[JAVA-3650] GridFSDownloadPublisher can't handle > 2 GB Created: 09/Mar/20  Updated: 28/Oct/23  Resolved: 10/Mar/20

Status: Closed
Project: Java Driver
Component/s: Reactive Streams
Affects Version/s: 3.12.1
Fix Version/s: 4.0.1

Type: Bug Priority: Major - P3
Reporter: Tamara Ockhuijsen Assignee: Ross Lawley
Resolution: Fixed Votes: 0
Labels: None
Remaining Estimate: Not Specified
Time Spent: Not Specified
Original Estimate: Not Specified


 Description   

After upgrading to Java driver 3.12 and using the Reactive Streams-based asynchronous driver, it is not possible anymore to download files bigger than 2 GB. In the older version using GridFSDownloadStream it was supported, however GridFSDownloadPublisherImpl is limited by int. The code breaks here on allocate when exceeding max value 2147483647, then the remaining intValue() becomes negative:

                    int byteBufferSize = Math.max(chunkSize, bufferSizeBytes);
                    byteBufferSize =  Math.min(Long.valueOf(remaining).intValue(), byteBufferSize);
                    ByteBuffer byteBuffer = ByteBuffer.allocate(byteBufferSize);

Is it possible to use long instead of int for the byte buffer to avoid this?

See also related Jira where it was fixed to handle larger files in the old implementation of GridFSDownloadStreamImpl: https://jira.mongodb.org/browse/JAVA-2548



 Comments   
Comment by Tamara Ockhuijsen [ 11/Mar/20 ]

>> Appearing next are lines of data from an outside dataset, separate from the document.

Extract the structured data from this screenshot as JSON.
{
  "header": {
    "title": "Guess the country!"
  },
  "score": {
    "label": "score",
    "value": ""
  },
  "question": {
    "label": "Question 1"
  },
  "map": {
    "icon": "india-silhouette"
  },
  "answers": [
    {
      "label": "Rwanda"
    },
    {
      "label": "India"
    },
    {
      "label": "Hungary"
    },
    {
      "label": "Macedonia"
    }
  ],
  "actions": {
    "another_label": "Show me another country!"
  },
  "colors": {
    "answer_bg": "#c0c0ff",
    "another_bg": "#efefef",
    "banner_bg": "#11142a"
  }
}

You are right, thanks Ross! It was indeed not the publisher that blocked the download. I managed to download 4 GB files with this fix 

Comment by Githook User [ 10/Mar/20 ]

Author:

{'name': 'Ross Lawley', 'username': 'rozza', 'email': 'ross.lawley@gmail.com'}

Message: Added Integer size check to the download publisher

JAVA-3650 JAVARS-227
Branch: master
https://github.com/mongodb/mongo-java-driver-reactivestreams/commit/d3dc13bbab582734b7387d109c65d6d75c08f944

Comment by Githook User [ 10/Mar/20 ]

Author:

{'username': 'rozza', 'name': 'Ross Lawley', 'email': 'ross.lawley@gmail.com'}

Message: Added Integer size check to the download publisher

JAVA-3650
Branch: master
https://github.com/mongodb/mongo-java-driver-reactivestreams/commit/7ba3dd32212dfc8dbfcaa5e26a777e0ef5957709

Comment by Githook User [ 10/Mar/20 ]

Author:

{'name': 'Ross Lawley', 'username': 'rozza', 'email': 'ross.lawley@gmail.com'}

Message: Added Integer size check to the download publisher

JAVA-3650
Branch: master
https://github.com/mongodb/mongo-java-driver/commit/488cf07606301cbab784c8077404b6dfdd10841b

Comment by Githook User [ 10/Mar/20 ]

Author:

{'name': 'Ross Lawley', 'username': 'rozza', 'email': 'ross.lawley@gmail.com'}

Message: Added Integer size check to the download publisher

JAVA-3650
Branch: 4.0.x
https://github.com/mongodb/mongo-java-driver/commit/5640ad5aad67d32cf352e051c1346a6b3aac726b

Comment by Ross Lawley [ 10/Mar/20 ]

Hi tamara.ockhuijsen@klm.com,

I believe this should fix the issue,  the  byteBufferSize is used for the publisher which can produce multiple bytebuffers which together represent the file.  For large files you can either stream these chunks into the output destination or you can recreate the whole file by concatenating these streamed chunks.

I hope that will meet your needs,

Ross

 

Comment by Tamara Ockhuijsen [ 10/Mar/20 ]

Thanks Ross for picking up this task so quickly. Next to checking the max size, do you also plan to support files which exceed the 2 GB that can be hold in an integer?

Comment by Ross Lawley [ 10/Mar/20 ]

PR: https://github.com/rozza/mongo-java-driver/pull/374

Generated at Thu Feb 08 09:00:07 UTC 2024 using Jira 9.7.1#970001-sha1:2222b88b221c4928ef0de3161136cc90c8356a66.